Kik’s Kin ICO Legal Tussle with SEC Could Cost $10 to $20 Million to Fight, Says Crypto Lawyer

The relationship between the crypto community and various regulatory bodies has always been a rather complicated one as certain measures put in place by these bodies are seen as restrictive by the community and certain actions taken by the community are seen as out of line by these regulatory bodies. This was particularly prominent during the time when ICOs were all the range and the Securities and Exchange Commission was forced to shut down several of them for failing to register or not following the protocol.

Even though it is not as popular as it used to be, the issues between the SEC and the crypto community continue to endure and the latest of these is a conflict between the commission and Kik, a popular messaging platform. The conflict stems from Kin, Kik’s native token which was launched last year after an ICO raised by $100 million for it. After the token was released, the commission deemed it an unregistered securities token but Kik pushed back.
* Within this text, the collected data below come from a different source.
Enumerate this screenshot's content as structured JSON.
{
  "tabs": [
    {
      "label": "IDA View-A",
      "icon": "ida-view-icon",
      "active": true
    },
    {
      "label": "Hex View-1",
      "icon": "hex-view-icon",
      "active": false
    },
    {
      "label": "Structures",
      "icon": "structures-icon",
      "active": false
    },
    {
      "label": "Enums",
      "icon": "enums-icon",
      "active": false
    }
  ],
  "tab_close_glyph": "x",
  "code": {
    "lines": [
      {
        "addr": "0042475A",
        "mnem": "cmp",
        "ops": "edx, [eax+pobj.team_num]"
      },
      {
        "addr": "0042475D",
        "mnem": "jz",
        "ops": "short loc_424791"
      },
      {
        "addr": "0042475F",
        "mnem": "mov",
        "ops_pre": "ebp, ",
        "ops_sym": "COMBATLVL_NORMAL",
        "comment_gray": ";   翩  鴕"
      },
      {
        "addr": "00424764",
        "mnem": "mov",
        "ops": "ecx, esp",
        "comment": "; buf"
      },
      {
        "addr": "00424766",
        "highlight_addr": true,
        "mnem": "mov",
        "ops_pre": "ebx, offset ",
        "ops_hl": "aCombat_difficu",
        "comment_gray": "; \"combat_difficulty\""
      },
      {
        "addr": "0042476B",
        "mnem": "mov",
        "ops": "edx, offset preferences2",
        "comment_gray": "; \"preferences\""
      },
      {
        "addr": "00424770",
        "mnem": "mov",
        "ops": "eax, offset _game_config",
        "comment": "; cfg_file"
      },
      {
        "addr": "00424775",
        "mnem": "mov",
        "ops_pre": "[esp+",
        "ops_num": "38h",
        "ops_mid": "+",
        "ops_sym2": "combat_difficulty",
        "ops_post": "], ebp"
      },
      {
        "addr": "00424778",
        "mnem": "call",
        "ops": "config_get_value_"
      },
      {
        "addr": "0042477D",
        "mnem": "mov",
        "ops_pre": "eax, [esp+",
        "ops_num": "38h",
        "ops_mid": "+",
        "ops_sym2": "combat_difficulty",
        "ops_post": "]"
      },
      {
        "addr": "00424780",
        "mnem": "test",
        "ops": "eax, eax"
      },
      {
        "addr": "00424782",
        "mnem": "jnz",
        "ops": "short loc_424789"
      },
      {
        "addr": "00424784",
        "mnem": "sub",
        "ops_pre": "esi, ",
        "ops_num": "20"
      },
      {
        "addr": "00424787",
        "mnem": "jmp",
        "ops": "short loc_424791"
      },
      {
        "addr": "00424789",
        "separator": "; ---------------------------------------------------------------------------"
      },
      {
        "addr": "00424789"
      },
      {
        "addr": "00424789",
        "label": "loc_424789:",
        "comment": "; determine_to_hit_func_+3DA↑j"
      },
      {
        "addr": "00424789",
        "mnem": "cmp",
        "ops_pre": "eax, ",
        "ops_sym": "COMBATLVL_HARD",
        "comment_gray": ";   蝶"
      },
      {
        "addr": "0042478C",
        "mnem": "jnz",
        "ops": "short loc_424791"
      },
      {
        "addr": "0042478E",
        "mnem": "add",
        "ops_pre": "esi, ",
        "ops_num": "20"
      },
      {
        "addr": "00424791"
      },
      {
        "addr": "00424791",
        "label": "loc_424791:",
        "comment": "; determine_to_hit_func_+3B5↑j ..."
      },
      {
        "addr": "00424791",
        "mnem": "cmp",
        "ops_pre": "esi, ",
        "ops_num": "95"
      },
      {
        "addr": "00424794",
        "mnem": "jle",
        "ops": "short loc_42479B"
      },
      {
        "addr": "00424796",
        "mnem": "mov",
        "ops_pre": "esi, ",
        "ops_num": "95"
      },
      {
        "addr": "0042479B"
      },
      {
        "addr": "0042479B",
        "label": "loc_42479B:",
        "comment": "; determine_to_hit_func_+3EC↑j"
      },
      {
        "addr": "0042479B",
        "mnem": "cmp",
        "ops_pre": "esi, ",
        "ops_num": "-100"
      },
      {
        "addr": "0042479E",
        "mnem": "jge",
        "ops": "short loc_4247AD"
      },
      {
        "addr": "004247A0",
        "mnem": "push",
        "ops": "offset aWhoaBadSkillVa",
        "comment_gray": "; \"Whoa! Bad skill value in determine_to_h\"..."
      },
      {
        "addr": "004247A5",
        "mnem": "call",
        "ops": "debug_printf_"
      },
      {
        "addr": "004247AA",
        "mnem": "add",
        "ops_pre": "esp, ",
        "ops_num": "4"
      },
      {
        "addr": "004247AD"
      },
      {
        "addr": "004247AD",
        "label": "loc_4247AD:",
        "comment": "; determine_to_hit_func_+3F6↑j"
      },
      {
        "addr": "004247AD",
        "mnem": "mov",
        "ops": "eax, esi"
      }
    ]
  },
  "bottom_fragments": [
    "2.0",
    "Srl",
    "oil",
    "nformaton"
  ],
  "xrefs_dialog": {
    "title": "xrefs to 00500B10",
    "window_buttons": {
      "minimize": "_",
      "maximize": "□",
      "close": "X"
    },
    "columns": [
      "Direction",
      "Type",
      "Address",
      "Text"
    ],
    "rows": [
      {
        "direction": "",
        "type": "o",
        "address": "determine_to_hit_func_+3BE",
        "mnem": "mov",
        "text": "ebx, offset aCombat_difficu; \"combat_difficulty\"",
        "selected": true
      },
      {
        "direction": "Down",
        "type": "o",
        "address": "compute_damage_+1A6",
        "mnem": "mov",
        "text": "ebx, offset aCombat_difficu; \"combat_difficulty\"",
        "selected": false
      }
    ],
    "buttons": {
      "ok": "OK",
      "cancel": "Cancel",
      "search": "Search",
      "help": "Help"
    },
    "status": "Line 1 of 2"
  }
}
According to Kik, Kin is a utility token and not a security token and they responded to these allegations by suing the SEC. However, the SEC has fought back by counter-suing them for the release of unregistered security token in a lawsuit that could help finally define what tokens within the crypto Community count as securities and what tokens do not.

Gearing Up For a Fight

Since the announcement of Kik’s lawsuit with the SEC, they have crowdfunded over $5 million to cover the legal costs of taking on the lawsuit and while it was a great show of the community that behind the messaging platform, it will apparently not be enough. This new information courtesy of Stephen Palley, a well-known lawyer in the crypto space. According to him, this case is a very significant one as it marks the first time ever that the SEC has had this sort of issue with a private company.

“This is the first instance of the SEC actually going to a Federal Court and suing a token issuer for violating the registration provisions of the Securities Act of 1933,”

he says.

So far, all the cases in which a firm has failed to register security has been filed and settled within the administrative court and it has never gotten to federal court. Now he also stated that the SEC chose to focus on the failure to register security as the basis of their case was a wise move on their part but that did not make the case unwinnable.

Also, while Kik has been raising up lots of funds through their website for the case, Palley says that the amount raised thus far will not be enough to adequately fight the case.

“I don’t think that $5 million is enough… Defense lawyers for this sort of case can cause $1000 an hour sometimes more, depends on depositions, whether it goes to trial, how the appeal cost… it can easily cost $10 to $20 million. I don’t think $5 million will be enough if they intend to take this all the way through,”

he said.

This is not necessarily surprising as taking a governmental body on the level of the SEC to court for a landmark case was not going to be a cheaper affair. However, it does help bring to light the struggles of the community in getting regulatory approval across-the-board and hopefully will open up a new dialogue about crypto regulations.